オーガナザイズド

三十郎氏は映画とカメラと旅について語りたい。なお、実態はほぼ映画である。

『ミケランジェロ・プロジェクト』

The Monuments Men, 118min

監督:ジョージ・クルーニー 出演:ジョージ・クルーニーマット・デイモン

★★★

概要

ナチスに略奪された美術品を奪還する話。

短評

スリルも迫力もない戦争映画。通常の戦争映画にあるべき要素がないということは、戦争の新たな一面を見せてくれるということである。第二次大戦の戦闘の裏でこのような努力が行われていたことを知れて勉強になったし、「モニュメンツ・メン」の存在に感謝したくなる。

感想

事実を大胆にアレンジして一つの奪還作戦に絞った方がエンターテインメントとしては面白くなっただろう。ナチスは色んな所に美術品を隠しているものだから捜索チームは分散し、それぞれのエピソードの比重は軽くなる。チームから二人の犠牲を出すものの、戦争映画としては少ないしドラマチックではない。
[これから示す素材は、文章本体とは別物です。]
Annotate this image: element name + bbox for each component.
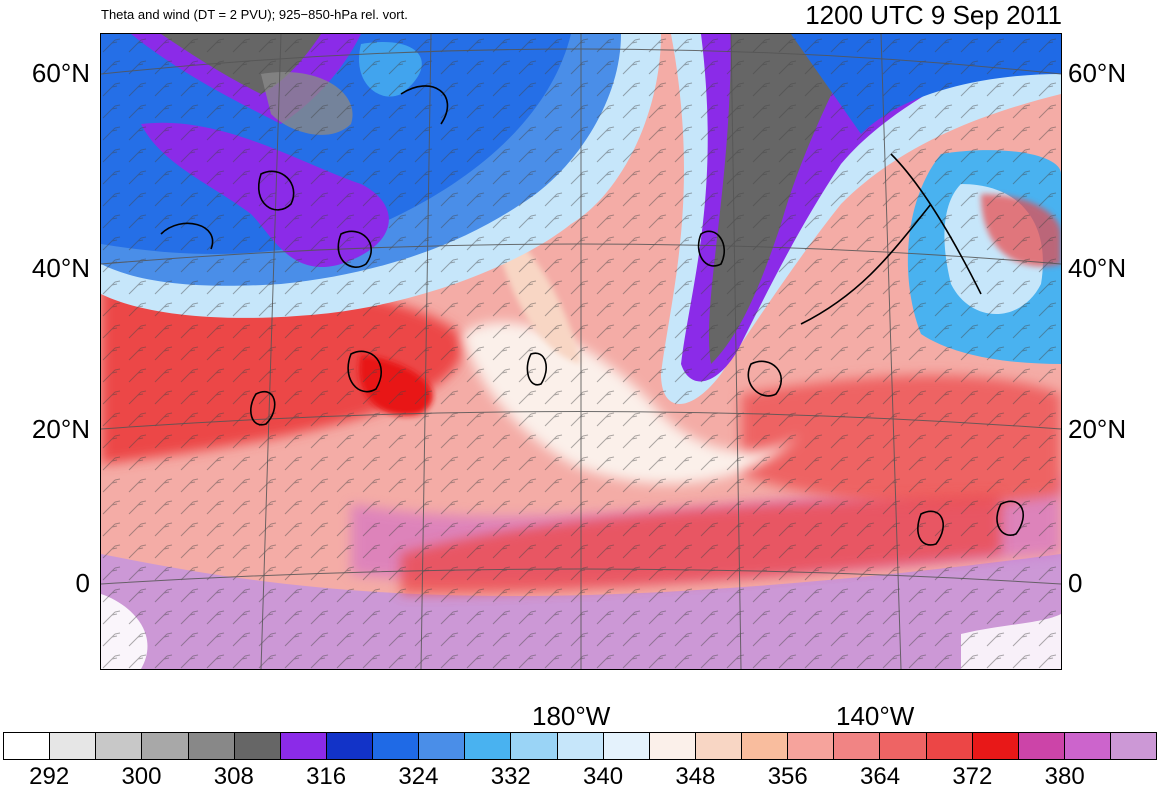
colorbar-box [50, 733, 97, 759]
valid-time: 1200 UTC 9 Sep 2011 [805, 0, 1062, 30]
lat-label-20n: 20°N [31, 414, 90, 444]
colorbar-box [834, 733, 881, 759]
colorbar-box [511, 733, 558, 759]
lat-label-40n-right: 40°N [1068, 253, 1127, 283]
lat-label-60n-right: 60°N [1068, 58, 1127, 88]
colorbar-box [1111, 733, 1157, 759]
colorbar-box [188, 733, 235, 759]
colorbar-box [695, 733, 742, 759]
colorbar-box [1018, 733, 1065, 759]
colorbar-box [557, 733, 604, 759]
colorbar-box [742, 733, 789, 759]
colorbar-tick-label: 292 [29, 763, 70, 790]
colorbar-box [926, 733, 973, 759]
colorbar-tick-label: 308 [213, 763, 254, 790]
colorbar-box [419, 733, 466, 759]
lat-label-0: 0 [75, 568, 90, 598]
colorbar-box [972, 733, 1019, 759]
colorbar-tick-label: 324 [398, 763, 439, 790]
colorbar-box [280, 733, 327, 759]
map-subtitle: Theta and wind (DT = 2 PVU); 925−850-hPa… [101, 7, 408, 22]
colorbar-tick-label: 348 [675, 763, 716, 790]
lat-label-0-right: 0 [1068, 568, 1083, 598]
lon-label-140w: 140°W [836, 701, 915, 731]
theta-field [101, 34, 1061, 669]
colorbar-tick-label: 340 [583, 763, 624, 790]
theta-colorbar [3, 732, 1157, 760]
colorbar-box [1064, 733, 1111, 759]
lon-label-180w: 180°W [532, 701, 611, 731]
lat-label-60n: 60°N [31, 58, 90, 88]
colorbar-box [603, 733, 650, 759]
colorbar-box [880, 733, 927, 759]
lat-label-40n: 40°N [31, 253, 90, 283]
lat-label-20n-right: 20°N [1068, 414, 1127, 444]
colorbar-tick-label: 300 [121, 763, 162, 790]
colorbar-tick-label: 332 [490, 763, 531, 790]
colorbar-box [4, 733, 51, 759]
colorbar-box [326, 733, 373, 759]
colorbar-box [96, 733, 143, 759]
colorbar-box [788, 733, 835, 759]
colorbar-box [142, 733, 189, 759]
colorbar-box [373, 733, 420, 759]
colorbar-tick-label: 356 [767, 763, 808, 790]
colorbar-tick-label: 372 [952, 763, 993, 790]
colorbar-tick-label: 380 [1044, 763, 1085, 790]
colorbar-tick-label: 364 [860, 763, 901, 790]
colorbar-tick-label: 316 [306, 763, 347, 790]
theta-map [100, 33, 1062, 670]
colorbar-box [234, 733, 281, 759]
colorbar-box [649, 733, 696, 759]
colorbar-box [465, 733, 512, 759]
ナチスに略奪された美術品を奪還してハッピーという映画ではない。発見前にナチスに焼かれて苦々しく思うこともあるし、ユダヤ人から集めた金歯が出てきたときにはゾッとする。それでも心打たれるのは、味方にさえも期待されていない部隊が人類の資産を守るために尽力し、芸術や文化が単なる消費財ではなく後世に受け継がれるべき存在であることを教えてくれるからである。

全体的には淡々とした物語の運びだが、ビル・マーレイジョン・グッドマンが生み出す笑いが良いアクセントになっている。

美術品も何もかも焼き尽くしてしまえというネロ指令は、人類全体に対する罪と呼ぶべき所業である。その縮小版を個人でやろうとした日本人がいるのは実に恥ずかしい。